Кроме личного слуги, получавшего в месяц около тридцати марок, правительство выделило мне посыльного и конюха. С тех пор как я начал работать в Норбу Линка, мне дозволялось постоянно ездить на скакуне из конюшни Далай-ламы. Поначалу полагалось менять лошадь каждый день: конюший очень внимательно следил за тем, чтобы ни один из коней не переутомлялся, потому что, если бы какое-нибудь животное начало терять вес, конюший тут же лишился бы должности. Но для меня, конечно, эта постоянная смена лошадей была малоприятна. Животные были привычны к полному спокойствию и прекрасным лугам Норбу Линка, так что, попав на узкие городские улицы, они всего пугались. Позже мне удалось добиться позволения ездить на одном коне в течение недели и пользоваться только тремя лошадьми, чтобы мы хоть немного друг к другу привыкли. Сбруя у лошадей была желтая, как и все, что принадлежит Далай-ламе, и теоретически я мог на этих конях, отмеченных цветом Божественного Правителя, доезжать до самой Поталы или ездить по Паркору и в то время, когда это запрещено даже министрам.
Конюшня, кухня и домик для слуг стояли рядом у меня в саду, обнесенном высокой стеной.
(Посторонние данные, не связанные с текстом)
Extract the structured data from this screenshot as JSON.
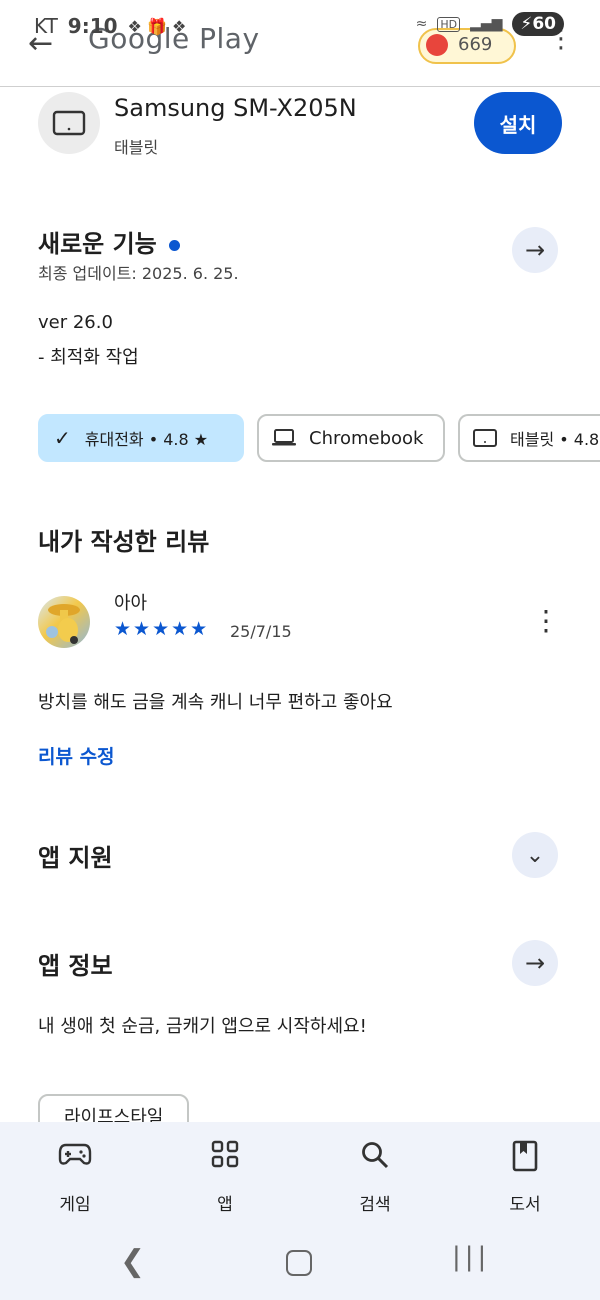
{
  "status": {
    "carrier": "KT",
    "time": "9:10",
    "battery": "60",
    "hd": "HD"
  },
  "appbar": {
    "title": "Google Play",
    "points": "669"
  },
  "device": {
    "name": "Samsung SM-X205N",
    "type": "태블릿",
    "install_label": "설치"
  },
  "whats_new": {
    "title": "새로운 기능",
    "updated": "최종 업데이트: 2025. 6. 25.",
    "version": "ver 26.0",
    "note": "- 최적화 작업"
  },
  "chips": [
    {
      "label": "휴대전화 • 4.8 ★",
      "selected": true
    },
    {
      "label": "Chromebook",
      "selected": false
    },
    {
      "label": "태블릿 • 4.8",
      "selected": false
    }
  ],
  "my_review": {
    "title": "내가 작성한 리뷰",
    "author": "아아",
    "stars": "★★★★★",
    "rating": 5,
    "date": "25/7/15",
    "text": "방치를 해도 금을 계속 캐니 너무 편하고 좋아요",
    "edit_label": "리뷰 수정"
  },
  "app_support": {
    "title": "앱 지원"
  },
  "app_info": {
    "title": "앱 정보",
    "description": "내 생애 첫 순금, 금캐기 앱으로 시작하세요!",
    "tag": "라이프스타일"
  },
  "bottom_nav": [
    {
      "label": "게임",
      "icon": "gamepad-icon"
    },
    {
      "label": "앱",
      "icon": "apps-grid-icon"
    },
    {
      "label": "검색",
      "icon": "search-icon"
    },
    {
      "label": "도서",
      "icon": "book-icon"
    }
  ]
}
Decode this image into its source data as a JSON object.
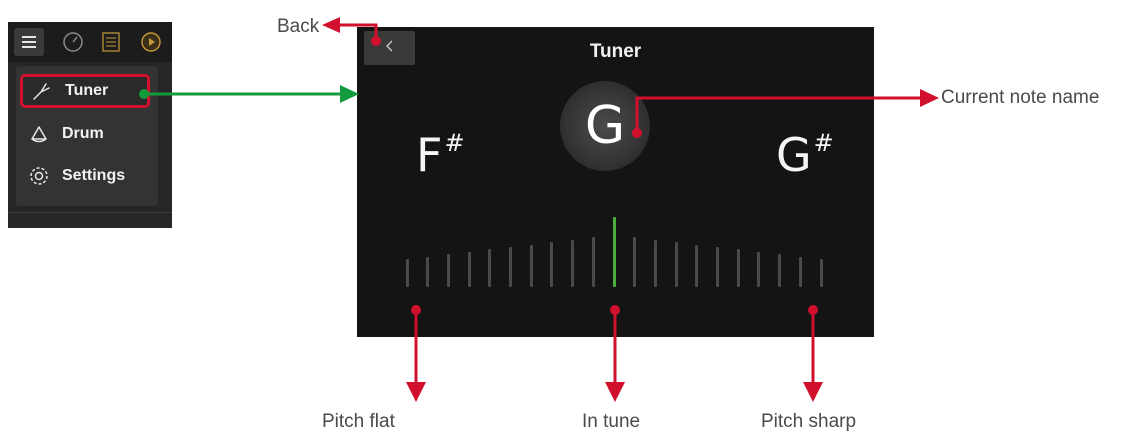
{
  "menu": {
    "items": [
      {
        "label": "Tuner",
        "icon": "tuning-fork-icon",
        "active": true
      },
      {
        "label": "Drum",
        "icon": "drum-icon",
        "active": false
      },
      {
        "label": "Settings",
        "icon": "gear-icon",
        "active": false
      }
    ],
    "toolbar_icons": [
      "hamburger-icon",
      "gauge-icon",
      "list-icon",
      "play-icon"
    ]
  },
  "tuner": {
    "title": "Tuner",
    "note_flat": {
      "letter": "F",
      "accidental": "#"
    },
    "note_current": "G",
    "note_sharp": {
      "letter": "G",
      "accidental": "#"
    },
    "meter_ticks": 21,
    "meter_active_index": 10
  },
  "annotations": {
    "back": "Back",
    "current_note": "Current note name",
    "pitch_flat": "Pitch flat",
    "in_tune": "In tune",
    "pitch_sharp": "Pitch sharp"
  },
  "colors": {
    "accent_red": "#d0102c",
    "arrow_green": "#129a3c",
    "in_tune_green": "#4caf3c",
    "screen_bg": "#141414"
  }
}
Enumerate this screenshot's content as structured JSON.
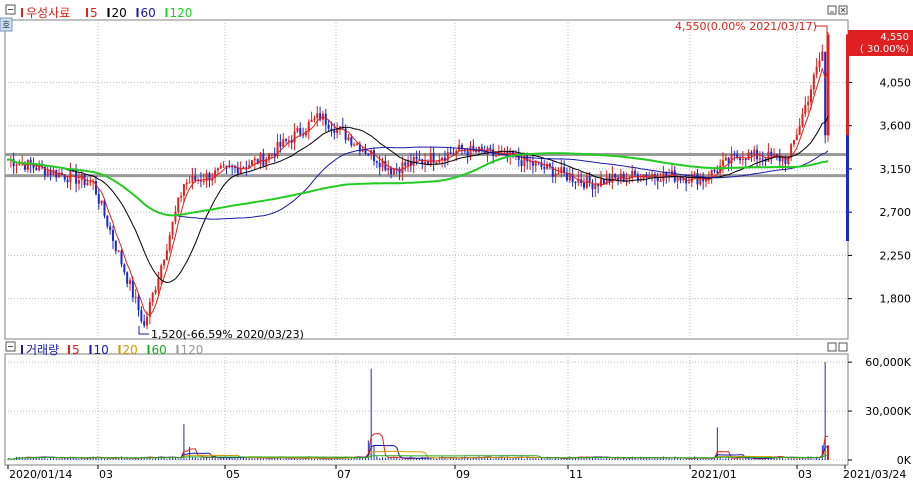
{
  "price_panel": {
    "stock_name": "우성사료",
    "ma_legend": [
      {
        "label": "5",
        "color": "#e0201a"
      },
      {
        "label": "20",
        "color": "#000000"
      },
      {
        "label": "60",
        "color": "#1a1aa8"
      },
      {
        "label": "120",
        "color": "#22cc22"
      }
    ],
    "max_annotation": "4,550(0.00% 2021/03/17)",
    "min_annotation": "1,520(-66.59% 2020/03/23)",
    "current_price_label": "4,550",
    "current_change_label": "( 30.00%)"
  },
  "volume_panel": {
    "title": "거래량",
    "ma_legend": [
      {
        "label": "5",
        "color": "#e0201a"
      },
      {
        "label": "10",
        "color": "#1a1aa8"
      },
      {
        "label": "20",
        "color": "#d49a00"
      },
      {
        "label": "60",
        "color": "#22aa22"
      },
      {
        "label": "120",
        "color": "#999999"
      }
    ]
  },
  "x_axis_labels": [
    "2020/01/14",
    "03",
    "05",
    "07",
    "09",
    "11",
    "2021/01",
    "03",
    "2021/03/24"
  ],
  "chart_data": [
    {
      "type": "candlestick",
      "title": "우성사료",
      "y_ticks": [
        1800,
        2250,
        2700,
        3150,
        3600,
        4050
      ],
      "y_tick_labels": [
        "1,800",
        "2,250",
        "2,700",
        "3,150",
        "3,600",
        "4,050"
      ],
      "ylim": [
        1380,
        4700
      ],
      "horizontal_reference_lines": [
        3300,
        3080
      ],
      "monthly_closes": [
        {
          "x": "2020/01",
          "close": 3250
        },
        {
          "x": "2020/02",
          "close": 3000
        },
        {
          "x": "2020/03",
          "close": 1520
        },
        {
          "x": "2020/04",
          "close": 3000
        },
        {
          "x": "2020/05",
          "close": 3250
        },
        {
          "x": "2020/06",
          "close": 3700
        },
        {
          "x": "2020/07",
          "close": 3150
        },
        {
          "x": "2020/08",
          "close": 3350
        },
        {
          "x": "2020/09",
          "close": 3250
        },
        {
          "x": "2020/10",
          "close": 3000
        },
        {
          "x": "2020/11",
          "close": 3100
        },
        {
          "x": "2020/12",
          "close": 3050
        },
        {
          "x": "2021/01",
          "close": 3300
        },
        {
          "x": "2021/02",
          "close": 3250
        },
        {
          "x": "2021/03",
          "close": 4550
        }
      ],
      "max": {
        "value": 4550,
        "date": "2021/03/17"
      },
      "min": {
        "value": 1520,
        "date": "2020/03/23"
      },
      "last": {
        "value": 4550,
        "change_pct": 30.0
      }
    },
    {
      "type": "bar",
      "title": "거래량",
      "y_ticks": [
        0,
        30000,
        60000
      ],
      "y_tick_labels": [
        "0K",
        "30,000K",
        "60,000K"
      ],
      "ylim": [
        0,
        65000
      ],
      "notable_volumes_k": [
        {
          "x": "2020/04",
          "value": 22000
        },
        {
          "x": "2020/06",
          "value": 56000
        },
        {
          "x": "2021/01",
          "value": 20000
        },
        {
          "x": "2021/03",
          "value": 60000
        }
      ]
    }
  ]
}
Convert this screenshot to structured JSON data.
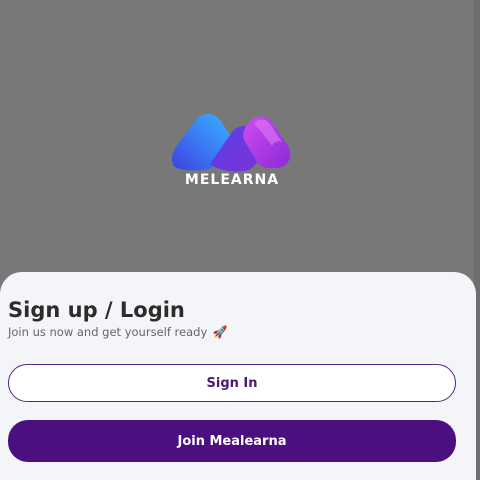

За этим садом я ухаживал с особенной любовью. Он был просторный, так что я разбил в нем много цветочных клумб и грядок с овощами, после чего осталось еще достаточно места, чтобы играть на красивом газоне в бадминтон и крокет. Кроме того, в саду я поставил стол для пинг-понга, столь любимого в Тибете. В небольшой теплице росли овощи, которые с самой весны приятно разнообразили мой стол. Всем гостям я показывал свои грядки: я очень гордился успехами в садоводстве. Я взял на вооружение опыт мистера Ричардсона, каждое утро и каждый вечер понемногу работал в саду, и вскоре мое усердие было вознаграждено. Уже в первый год у меня выросли замечательные помидоры, цветная капуста, салат и зелень. Все это достигало здесь удивительных размеров, совершенно не теряя вкусовых качеств. Рецепт очень прост: нужно только заботиться, чтобы почва была достаточно влажной, а сухой воздух и практически тропическое солнце создают все условия, чтобы овощи замечательно росли. Правда, увлажнение почвы было делом не самым простым, потому что не было ни водопровода, ни, конечно же, садовых шлангов, из которых можно было бы опрыскивать растения. Нужно было делать грядки таким образом, чтобы посередине оставался канал для воды. В садовых работах мне всегда помогали две женщины, особенно в прополке – сорняки у меня вырастали тоже в больших количествах. Но результаты вполне оправдывали вложенный труд: с шестнадцати квадратных метров грядок я собрал двести килограммов помидоров, причем некоторые плоды весили по полкило. Примерно так же обстояло дело с другими овощами. Все европейские сорта овощей дают здесь, несмотря на короткое лето, отличный урожай.